Seiden v. Gogick, Seiden, Byrne & O'Neill, LLP

In an action, inter alia, for an accounting, the plaintiff appeals, as limited by his brief, from so much of an interlocutory judgment of the Supreme Court, Westchester County (Rudolph, J.), entered September 23, 2002, as, after a nonjury trial, directed that the defendants render an accounting of only the profits earned by the plaintiffs former law firm from January 1, 1999 through April 27, 1999.

Ordered that the interlocutory judgment is affirmed insofar as appealed from, with costs.

The plaintiff was a partner of the defendant law firm, Gogick, Seiden, Byrne & O’Neill, LLR and its predecessors (hereinafter the Gogick firm), from 1990 through April 27, 1999, whereupon he joined the law firm of Milber, Makris, Plousadis & Seiden, LLP a counterclaim defendant herein. The plaintiff commenced this action against the defendants seeking, inter alia, an accounting of his interest in the Gogick firm as of the date of his resignation. After a nonjury trial, the Supreme Court directed the defendants to render an accounting of the profits earned by the Gogick firm from January 1, 1999 through April 27, 1999.

The plaintiff argues, inter alia, that the trial court erred in directing an accounting covering only the firm’s profits. The *892plaintiff contends that he is entitled to an accounting covering the Gogick firm’s net assets, including such things as the firm’s accounts receivable, work in progress, and cash in the bank.

When the plaintiff withdrew from the Gogick firm, a dissolution of such firm occurred by operation of law (see Partnership Law § 60). Pursuant to Partnership Law § 71, in settling accounts between the partners after dissolution, “the partners are free to exclude particular items from the class of distributable partnership property, and such an agreement will be enforced in an accounting proceeding” (Dawson v White & Case, 88 NY2d 666, 671 [1996]).

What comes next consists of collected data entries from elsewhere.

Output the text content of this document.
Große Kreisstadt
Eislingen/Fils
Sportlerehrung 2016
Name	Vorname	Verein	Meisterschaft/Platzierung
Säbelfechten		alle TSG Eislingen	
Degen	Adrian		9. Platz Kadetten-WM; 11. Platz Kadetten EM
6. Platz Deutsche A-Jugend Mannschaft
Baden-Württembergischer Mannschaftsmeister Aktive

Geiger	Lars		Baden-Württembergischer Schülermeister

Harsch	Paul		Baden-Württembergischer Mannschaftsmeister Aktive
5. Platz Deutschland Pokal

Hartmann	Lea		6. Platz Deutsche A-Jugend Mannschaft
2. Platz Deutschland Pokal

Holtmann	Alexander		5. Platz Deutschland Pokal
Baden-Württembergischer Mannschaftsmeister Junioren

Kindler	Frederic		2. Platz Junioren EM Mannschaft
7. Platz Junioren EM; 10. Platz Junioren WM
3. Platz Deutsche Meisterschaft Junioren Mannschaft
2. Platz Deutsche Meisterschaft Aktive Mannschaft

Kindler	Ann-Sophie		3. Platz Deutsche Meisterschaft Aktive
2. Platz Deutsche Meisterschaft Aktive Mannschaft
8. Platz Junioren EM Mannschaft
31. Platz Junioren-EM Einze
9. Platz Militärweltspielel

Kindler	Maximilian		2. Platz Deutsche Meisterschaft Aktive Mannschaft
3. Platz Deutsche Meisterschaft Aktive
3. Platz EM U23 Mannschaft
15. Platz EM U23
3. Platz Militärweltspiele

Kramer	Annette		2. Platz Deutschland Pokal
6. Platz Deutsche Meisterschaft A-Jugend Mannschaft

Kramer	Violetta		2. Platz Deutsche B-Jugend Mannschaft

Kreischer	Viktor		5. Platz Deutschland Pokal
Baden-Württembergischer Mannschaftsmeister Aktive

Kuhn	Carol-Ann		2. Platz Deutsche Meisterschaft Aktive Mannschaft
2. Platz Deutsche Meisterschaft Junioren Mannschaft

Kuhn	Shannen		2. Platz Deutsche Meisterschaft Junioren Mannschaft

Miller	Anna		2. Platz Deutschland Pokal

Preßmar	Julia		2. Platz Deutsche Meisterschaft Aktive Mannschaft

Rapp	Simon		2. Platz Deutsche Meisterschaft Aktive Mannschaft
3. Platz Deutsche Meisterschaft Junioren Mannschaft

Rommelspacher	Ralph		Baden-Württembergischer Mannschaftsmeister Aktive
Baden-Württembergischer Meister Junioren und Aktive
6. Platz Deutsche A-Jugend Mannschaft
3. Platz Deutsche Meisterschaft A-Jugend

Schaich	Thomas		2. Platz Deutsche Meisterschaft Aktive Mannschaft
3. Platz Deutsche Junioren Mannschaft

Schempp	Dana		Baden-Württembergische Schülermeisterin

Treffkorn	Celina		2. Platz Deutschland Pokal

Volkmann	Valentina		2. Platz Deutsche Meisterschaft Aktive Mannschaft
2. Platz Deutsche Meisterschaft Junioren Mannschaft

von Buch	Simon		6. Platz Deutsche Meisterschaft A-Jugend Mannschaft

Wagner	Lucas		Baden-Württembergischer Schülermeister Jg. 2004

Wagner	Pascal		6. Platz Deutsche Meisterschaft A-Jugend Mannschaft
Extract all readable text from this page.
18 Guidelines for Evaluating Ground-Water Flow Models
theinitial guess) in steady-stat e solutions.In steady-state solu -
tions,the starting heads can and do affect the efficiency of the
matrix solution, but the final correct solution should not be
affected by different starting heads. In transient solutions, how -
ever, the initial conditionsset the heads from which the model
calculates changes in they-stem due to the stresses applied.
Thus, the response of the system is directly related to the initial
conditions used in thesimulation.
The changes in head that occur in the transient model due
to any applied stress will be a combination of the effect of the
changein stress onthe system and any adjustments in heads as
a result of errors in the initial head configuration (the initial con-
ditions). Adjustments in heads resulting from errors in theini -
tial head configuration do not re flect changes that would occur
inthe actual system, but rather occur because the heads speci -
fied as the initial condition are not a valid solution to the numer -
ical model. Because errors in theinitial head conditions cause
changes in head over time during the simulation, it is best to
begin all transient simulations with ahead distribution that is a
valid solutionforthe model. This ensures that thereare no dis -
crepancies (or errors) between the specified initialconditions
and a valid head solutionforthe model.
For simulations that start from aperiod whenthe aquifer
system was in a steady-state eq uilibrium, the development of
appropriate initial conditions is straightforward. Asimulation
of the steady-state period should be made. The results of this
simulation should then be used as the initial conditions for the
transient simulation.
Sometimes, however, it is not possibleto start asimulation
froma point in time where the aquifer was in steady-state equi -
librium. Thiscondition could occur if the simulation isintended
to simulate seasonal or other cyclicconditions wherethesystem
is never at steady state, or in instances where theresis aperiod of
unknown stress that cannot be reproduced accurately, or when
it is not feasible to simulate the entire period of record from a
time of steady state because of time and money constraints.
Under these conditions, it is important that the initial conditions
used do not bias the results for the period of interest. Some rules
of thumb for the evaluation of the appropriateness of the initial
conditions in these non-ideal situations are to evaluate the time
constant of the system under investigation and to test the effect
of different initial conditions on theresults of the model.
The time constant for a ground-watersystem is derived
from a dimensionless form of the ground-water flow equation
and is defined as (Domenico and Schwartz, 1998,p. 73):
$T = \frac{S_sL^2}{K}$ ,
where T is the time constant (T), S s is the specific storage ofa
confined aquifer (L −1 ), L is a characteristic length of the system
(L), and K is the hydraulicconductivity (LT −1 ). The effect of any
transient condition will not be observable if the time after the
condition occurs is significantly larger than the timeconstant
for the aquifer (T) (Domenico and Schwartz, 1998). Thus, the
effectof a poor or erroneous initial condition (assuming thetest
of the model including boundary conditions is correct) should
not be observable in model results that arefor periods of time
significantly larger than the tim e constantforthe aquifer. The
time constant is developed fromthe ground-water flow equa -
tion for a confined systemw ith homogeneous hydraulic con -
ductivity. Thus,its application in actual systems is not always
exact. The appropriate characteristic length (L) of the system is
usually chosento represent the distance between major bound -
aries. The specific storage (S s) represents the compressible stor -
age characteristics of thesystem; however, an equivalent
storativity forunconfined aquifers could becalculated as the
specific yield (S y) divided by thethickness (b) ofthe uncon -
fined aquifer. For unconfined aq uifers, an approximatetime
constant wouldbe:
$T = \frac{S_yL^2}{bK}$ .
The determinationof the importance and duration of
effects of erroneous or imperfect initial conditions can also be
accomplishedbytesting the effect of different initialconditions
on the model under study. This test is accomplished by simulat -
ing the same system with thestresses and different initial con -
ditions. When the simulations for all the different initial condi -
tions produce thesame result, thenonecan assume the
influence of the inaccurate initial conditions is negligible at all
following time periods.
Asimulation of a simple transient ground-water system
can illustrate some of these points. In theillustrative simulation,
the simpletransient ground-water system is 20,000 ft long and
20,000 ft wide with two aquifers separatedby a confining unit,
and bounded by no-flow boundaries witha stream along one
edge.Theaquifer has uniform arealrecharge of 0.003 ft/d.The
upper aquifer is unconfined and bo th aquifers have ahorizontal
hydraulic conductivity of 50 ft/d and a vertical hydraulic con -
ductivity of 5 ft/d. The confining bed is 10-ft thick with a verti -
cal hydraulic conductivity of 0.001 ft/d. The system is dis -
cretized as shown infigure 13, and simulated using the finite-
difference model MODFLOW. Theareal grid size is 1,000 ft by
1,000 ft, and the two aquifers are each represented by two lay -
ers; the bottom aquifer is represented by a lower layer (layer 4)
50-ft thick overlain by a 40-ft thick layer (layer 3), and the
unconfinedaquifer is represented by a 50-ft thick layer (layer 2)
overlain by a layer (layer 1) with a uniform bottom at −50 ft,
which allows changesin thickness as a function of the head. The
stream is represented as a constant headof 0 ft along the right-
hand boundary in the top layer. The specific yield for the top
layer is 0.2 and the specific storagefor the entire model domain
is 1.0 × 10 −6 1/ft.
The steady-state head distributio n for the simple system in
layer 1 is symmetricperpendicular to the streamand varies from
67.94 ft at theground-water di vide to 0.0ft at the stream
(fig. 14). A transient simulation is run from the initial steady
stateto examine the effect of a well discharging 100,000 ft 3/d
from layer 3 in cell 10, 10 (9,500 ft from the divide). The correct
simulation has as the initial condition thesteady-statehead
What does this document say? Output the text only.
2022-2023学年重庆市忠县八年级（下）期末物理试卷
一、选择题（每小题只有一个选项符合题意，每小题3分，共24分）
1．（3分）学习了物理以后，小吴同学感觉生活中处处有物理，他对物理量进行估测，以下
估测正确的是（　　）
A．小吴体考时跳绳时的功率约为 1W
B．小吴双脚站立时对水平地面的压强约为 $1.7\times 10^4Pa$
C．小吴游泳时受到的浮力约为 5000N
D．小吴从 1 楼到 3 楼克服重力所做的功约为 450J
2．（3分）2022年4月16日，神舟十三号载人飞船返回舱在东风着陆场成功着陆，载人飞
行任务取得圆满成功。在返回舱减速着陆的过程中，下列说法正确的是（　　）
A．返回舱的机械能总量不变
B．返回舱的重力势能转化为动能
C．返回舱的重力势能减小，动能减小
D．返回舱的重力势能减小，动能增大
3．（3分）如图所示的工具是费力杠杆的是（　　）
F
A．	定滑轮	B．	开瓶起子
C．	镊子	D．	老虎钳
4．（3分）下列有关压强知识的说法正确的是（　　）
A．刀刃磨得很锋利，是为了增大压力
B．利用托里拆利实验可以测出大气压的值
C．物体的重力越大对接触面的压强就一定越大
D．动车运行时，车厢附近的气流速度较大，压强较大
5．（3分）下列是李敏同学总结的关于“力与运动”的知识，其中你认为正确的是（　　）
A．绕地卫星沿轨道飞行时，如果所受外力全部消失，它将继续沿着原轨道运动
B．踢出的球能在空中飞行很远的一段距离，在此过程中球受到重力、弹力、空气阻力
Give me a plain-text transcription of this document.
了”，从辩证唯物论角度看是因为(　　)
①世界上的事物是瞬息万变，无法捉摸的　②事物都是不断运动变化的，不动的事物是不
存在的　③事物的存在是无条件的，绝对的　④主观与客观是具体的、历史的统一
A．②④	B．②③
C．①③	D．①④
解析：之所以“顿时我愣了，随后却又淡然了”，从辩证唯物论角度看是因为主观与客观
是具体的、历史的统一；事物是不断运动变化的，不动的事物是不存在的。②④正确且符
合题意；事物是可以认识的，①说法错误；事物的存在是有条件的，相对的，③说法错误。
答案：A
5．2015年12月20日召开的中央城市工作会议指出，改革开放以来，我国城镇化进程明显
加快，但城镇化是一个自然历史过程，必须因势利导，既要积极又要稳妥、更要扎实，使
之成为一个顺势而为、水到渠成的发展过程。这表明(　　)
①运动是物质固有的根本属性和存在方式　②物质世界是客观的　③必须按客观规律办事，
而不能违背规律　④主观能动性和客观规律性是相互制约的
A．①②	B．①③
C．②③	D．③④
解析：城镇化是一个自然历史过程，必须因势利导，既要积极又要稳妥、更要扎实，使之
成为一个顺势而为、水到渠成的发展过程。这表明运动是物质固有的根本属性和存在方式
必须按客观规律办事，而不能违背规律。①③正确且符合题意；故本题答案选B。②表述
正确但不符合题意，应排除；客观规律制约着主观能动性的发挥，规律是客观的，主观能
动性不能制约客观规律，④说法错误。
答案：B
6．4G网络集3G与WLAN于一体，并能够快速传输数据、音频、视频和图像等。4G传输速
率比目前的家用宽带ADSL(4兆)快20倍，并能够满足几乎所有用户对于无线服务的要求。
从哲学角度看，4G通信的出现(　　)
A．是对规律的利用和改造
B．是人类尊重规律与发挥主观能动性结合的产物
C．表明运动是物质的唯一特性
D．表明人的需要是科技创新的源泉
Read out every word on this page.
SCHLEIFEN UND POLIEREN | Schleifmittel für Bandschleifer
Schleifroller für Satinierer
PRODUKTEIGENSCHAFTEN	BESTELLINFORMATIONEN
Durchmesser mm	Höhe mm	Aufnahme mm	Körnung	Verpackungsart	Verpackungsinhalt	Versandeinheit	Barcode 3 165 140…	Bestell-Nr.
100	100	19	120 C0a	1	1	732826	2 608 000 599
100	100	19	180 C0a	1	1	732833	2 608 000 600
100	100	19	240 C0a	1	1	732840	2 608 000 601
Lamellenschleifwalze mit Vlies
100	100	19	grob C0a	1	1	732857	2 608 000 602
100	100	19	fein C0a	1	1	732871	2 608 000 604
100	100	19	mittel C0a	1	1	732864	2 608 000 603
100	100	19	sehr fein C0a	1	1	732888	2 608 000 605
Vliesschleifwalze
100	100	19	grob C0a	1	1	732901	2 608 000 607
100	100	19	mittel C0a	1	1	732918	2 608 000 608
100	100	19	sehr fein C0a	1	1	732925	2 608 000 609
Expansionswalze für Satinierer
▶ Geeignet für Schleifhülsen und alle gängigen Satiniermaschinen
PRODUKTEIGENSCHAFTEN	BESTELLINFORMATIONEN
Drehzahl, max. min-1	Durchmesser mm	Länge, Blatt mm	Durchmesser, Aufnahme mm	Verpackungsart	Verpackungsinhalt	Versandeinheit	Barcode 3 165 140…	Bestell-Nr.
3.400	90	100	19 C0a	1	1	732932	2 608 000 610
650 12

After hearing the conflicting testimony of the parties concerning the terms of their oral partnership agreement, the Supreme Court rejected the plaintiffs claim that the agreement entitled him to a portion of the Gogick firm’s net assets, and found that a different agreement was in place. “[T]he decision of the fact-finding court should not be disturbed on appeal unless the court’s conclusions could not be reached by any fair interpretation of the evidence, especially in cases resting in large part on the credibility of witnesses” (Matter of Allstate Ins. v McMahon, 251 AD2d 571, 572 [1998]). There was sufficient evidence adduced at trial which supported the Supreme Court’s findings, and accordingly, its determination should not be disturbed.

We further reject the plaintiffs argument that the agreement, as construed by the trial court, imposed an unlawful forfeiture on him and restricted his right to practice law or compete with the Gogick firm (cf. Cohen v Lord, Day & Lord, 75 NY2d 95 [1989]; Denburg v Parker Chapin Flattau & Klimpl, 82 NY2d 375 [1993]). We note in this regard that under the agreement, as construed by the Supreme Court, the plaintiff’s post-withdrawal rights were fixed regardless of his post-departure conduct or competition with the Gogick firm. Accordingly, the agreement did not violate public policy as reflected in Code of Professional Responsibility DR 2-108 (a) (22 NYCRR 1200.13 [a]) (cf. Cohen v Lord, Day & Lord, supra).

The plaintiffs remaining contentions are without merit. Adams, J.P., Ritter, Goldstein and Fisher, JJ., concur.